视觉同时定位和映射(VSLAM)具有广泛的应用,最先进的方法利用深度神经网络的优点来提高其稳健性和适用性。然而,将这些基于学习的方法与多传感器信息相结合的研究还很少,这对于推动相关应用向大规模和复杂场景实现至关重要。在本文中,我们将通过因子图将可训练的深度密集卷积 bundle adjustment(DBA)与多传感器信息相结合。在框架中,连续光流和 DBA 在序列图像之间执行。从 DBA 获得的 Hessian 信息被输入到通用因子图进行多传感器融合,该框架采用滑动窗口并支持概率边际。首先开发了视觉-惯性整合的流程,提供了最小的大规模局部定位和映射能力。此外,还集成了其他传感器(例如全球导航卫星系统)以实现无漂移和地理参考功能。在公开数据集和自收集数据集上进行了广泛的测试。测试结果证实了我们的方法在大型环境中的卓越定位性能,从而实现了在大型环境中的实时密集映射。该代码已公开开源(此 https URL)。
https://arxiv.org/abs/2403.13714
Diffusion models have achieved great success in image generation. However, when leveraging this idea for video generation, we face significant challenges in maintaining the consistency and continuity across video frames. This is mainly caused by the lack of an effective framework to align frames of videos with desired temporal features while preserving consistent semantic and stochastic features. In this work, we propose a novel Sector-Shaped Diffusion Model (S2DM) whose sector-shaped diffusion region is formed by a set of ray-shaped reverse diffusion processes starting at the same noise point. S2DM can generate a group of intrinsically related data sharing the same semantic and stochastic features while varying on temporal features with appropriate guided conditions. We apply S2DM to video generation tasks, and explore the use of optical flow as temporal conditions. Our experimental results show that S2DM outperforms many existing methods in the task of video generation without any temporal-feature modelling modules. For text-to-video generation tasks where temporal conditions are not explicitly given, we propose a two-stage generation strategy which can decouple the generation of temporal features from semantic-content features. We show that, without additional training, our model integrated with another temporal conditions generative model can still achieve comparable performance with existing works. Our results can be viewd at this https URL.

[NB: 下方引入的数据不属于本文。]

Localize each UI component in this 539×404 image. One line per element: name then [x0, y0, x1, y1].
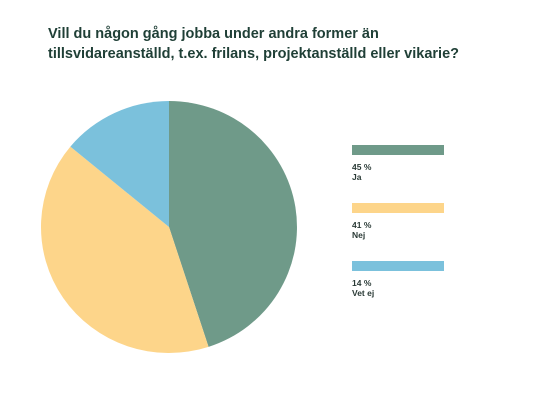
chart-title: Vill du någon gång jobba under andra for… — [48, 24, 518, 64]
chart-title-line-2: tillsvidareanställd, t.ex. frilans, proj… — [48, 46, 459, 62]
legend-item-vet-ej: 14 % Vet ej — [352, 261, 452, 299]
legend-swatch-vet-ej — [352, 261, 444, 271]
legend-label-vet-ej: Vet ej — [352, 288, 375, 298]
legend-item-ja: 45 % Ja — [352, 145, 452, 183]
legend-value-nej: 41 % — [352, 220, 372, 230]
legend-item-nej: 41 % Nej — [352, 203, 452, 241]
pie-slice-ja — [169, 101, 297, 347]
legend-value-ja: 45 % — [352, 162, 372, 172]
legend-label-ja: Ja — [352, 172, 362, 182]
chart-title-line-1: Vill du någon gång jobba under andra for… — [48, 26, 379, 42]
pie-slice-nej — [40, 146, 209, 353]
legend-swatch-ja — [352, 145, 444, 155]
legend-label-nej: Nej — [352, 230, 366, 240]
legend-value-vet-ej: 14 % — [352, 278, 372, 288]
legend-swatch-nej — [352, 203, 444, 213]
pie-slice-vet-ej — [70, 101, 169, 227]
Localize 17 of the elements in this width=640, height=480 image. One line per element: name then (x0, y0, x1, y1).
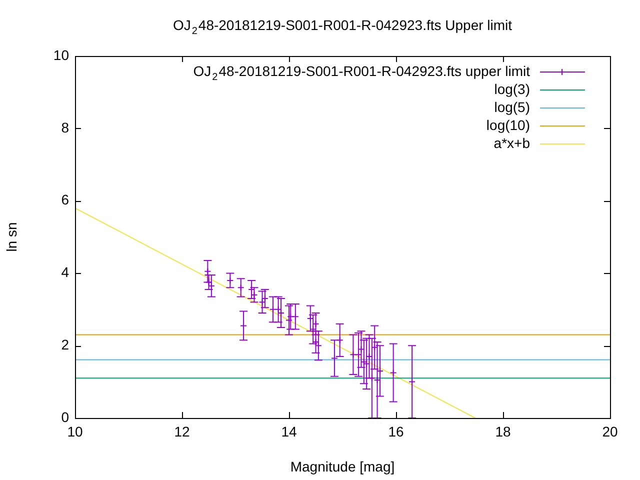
legend-label: log(5) (494, 98, 530, 115)
legend-label: log(10) (486, 116, 530, 133)
x-axis-title: Magnitude [mag] (290, 458, 395, 474)
y-tick-label: 10 (53, 46, 70, 63)
y-axis-title: ln sn (3, 222, 20, 252)
y-tick-label: 0 (61, 408, 70, 425)
y-tick-label: 8 (61, 119, 70, 136)
y-tick-label: 2 (61, 336, 70, 352)
legend-label: a*x+b (494, 134, 530, 151)
legend-label: log(3) (494, 80, 530, 97)
y-tick-label: 6 (61, 192, 70, 208)
y-tick-label: 4 (61, 264, 70, 280)
x-tick-label: 12 (174, 423, 190, 440)
x-tick-label: 20 (602, 423, 618, 440)
x-tick-label: 18 (495, 423, 511, 440)
x-tick-label: 14 (281, 423, 297, 440)
x-tick-label: 16 (388, 423, 404, 440)
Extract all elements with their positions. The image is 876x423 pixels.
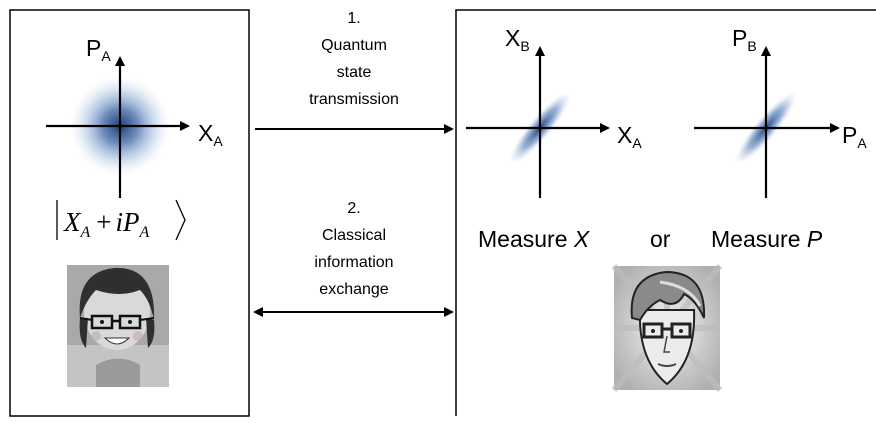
svg-text:Classical: Classical (322, 227, 386, 244)
ket-p-sub: A (139, 224, 150, 241)
alice-state-ket: XA + iPA (56, 199, 186, 241)
bob-avatar (611, 264, 723, 392)
svg-text:Quantum: Quantum (321, 37, 387, 54)
ket-plus: + (96, 207, 111, 237)
bob-p-axis-label-horizontal: PA (842, 122, 867, 151)
bob-panel (455, 9, 876, 416)
svg-text:transmission: transmission (309, 91, 399, 108)
bob-x-axis-label-horizontal: XA (617, 122, 642, 151)
alice-axis-label-x: XA (198, 120, 223, 149)
ket-p: P (122, 207, 140, 237)
ket-i: i (116, 207, 124, 237)
svg-text:state: state (337, 64, 372, 81)
alice-avatar (67, 265, 169, 387)
svg-text:exchange: exchange (319, 281, 388, 298)
svg-text:1.: 1. (347, 10, 360, 27)
or-label: or (650, 226, 671, 252)
alice-panel (9, 9, 250, 417)
measure-p-label: Measure P (711, 226, 823, 252)
measure-x-label: Measure X (478, 226, 591, 252)
step2-label: 2. Classical information exchange (314, 200, 393, 298)
alice-phase-space: PA XA (46, 35, 223, 198)
bob-p-axis-label-vertical: PB (732, 25, 757, 54)
bob-plot-p: PB PA (694, 25, 867, 198)
svg-text:2.: 2. (347, 200, 360, 217)
step1-label: 1. Quantum state transmission (309, 10, 399, 108)
bob-plot-x: XB XA (466, 25, 642, 198)
svg-text:information: information (314, 254, 393, 271)
alice-axis-label-p: PA (86, 35, 111, 64)
bob-x-axis-label-vertical: XB (505, 25, 530, 54)
ket-x: X (63, 207, 82, 237)
ket-x-sub: A (80, 224, 91, 241)
ket-angle (175, 199, 186, 241)
svg-text:XA+iPA: XA + iPA (63, 207, 150, 241)
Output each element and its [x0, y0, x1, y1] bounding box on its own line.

扩散模型在图像生成方面取得了巨大的成功。然而,在将这一想法应用于视频生成时,我们在保持帧之间的一致性和连续性方面面临着巨大的挑战。这主要是由缺乏一个有效的框架来在保留一致的语义和随机特征的同时,将视频帧与所需的时间特征对齐所引起的。在这项工作中,我们提出了一个新颖的Sector-Shaped Diffusion Model(S2DM),其扩散区域由一组以相同噪声点为起点的凸形反扩散过程形成。S2DM可以在具有相同语义和随机特征的一组数据中生成一组内插关系。我们将S2DM应用于视频生成任务,并探讨了使用光流作为时间条件。我们的实验结果表明,在没有任何时间特征建模模块的情况下,S2DM在视频生成任务中优于许多现有方法。对于没有明确给出时间条件的文本到视频生成任务,我们提出了一个两阶段生成策略,可以将生成时间特征与语义内容特征解耦。我们证明了,在没有额外训练的情况下,我们与另一个时间条件生成模型集成的模型可以与现有工作达到相当不错的性能。我们的结果可以在以下链接查看:https://url.cn/
https://arxiv.org/abs/2403.13408
In this paper, we propose a simple and strong framework for Tracking Any Point with TRansformers (TAPTR). Based on the observation that point tracking bears a great resemblance to object detection and tracking, we borrow designs from DETR-like algorithms to address the task of TAP. In the proposed framework, in each video frame, each tracking point is represented as a point query, which consists of a positional part and a content part. As in DETR, each query (its position and content feature) is naturally updated layer by layer. Its visibility is predicted by its updated content feature. Queries belonging to the same tracking point can exchange information through self-attention along the temporal dimension. As all such operations are well-designed in DETR-like algorithms, the model is conceptually very simple. We also adopt some useful designs such as cost volume from optical flow models and develop simple designs to provide long temporal information while mitigating the feature drifting issue. Our framework demonstrates strong performance with state-of-the-art performance on various TAP datasets with faster inference speed.
在本文中,我们提出了一个简单而强大的跟踪任意点的框架 TRansformers (TAPTR)。基于观察到点跟踪与目标检测和跟踪具有很大的相似性,我们借鉴了DETR 类似算法的思想来解决 TAP 任务。在所提出的框架中,每个视频帧,每个跟踪点都表示为一个点查询,由位置部分和内容部分组成。与 DETR 类似,每个查询(其位置和内容特征)都在逐层自然更新。它的可见性由更新的内容特征预测。属于同一流道跟踪的查询可以在时间维度上通过自注意力进行信息交换。由于所有这些操作在 DETR 类似算法中都设计得很好,因此模型在概念上非常简单。我们还采用了一些有用的设计,如从光流模型中使用的成本体积,并开发了一些简单的设计来提供长时间信息,同时减轻特征漂移问题。我们的框架在各种 TAP 数据集上的表现非常出色,具有与最先进的性能相当的速度。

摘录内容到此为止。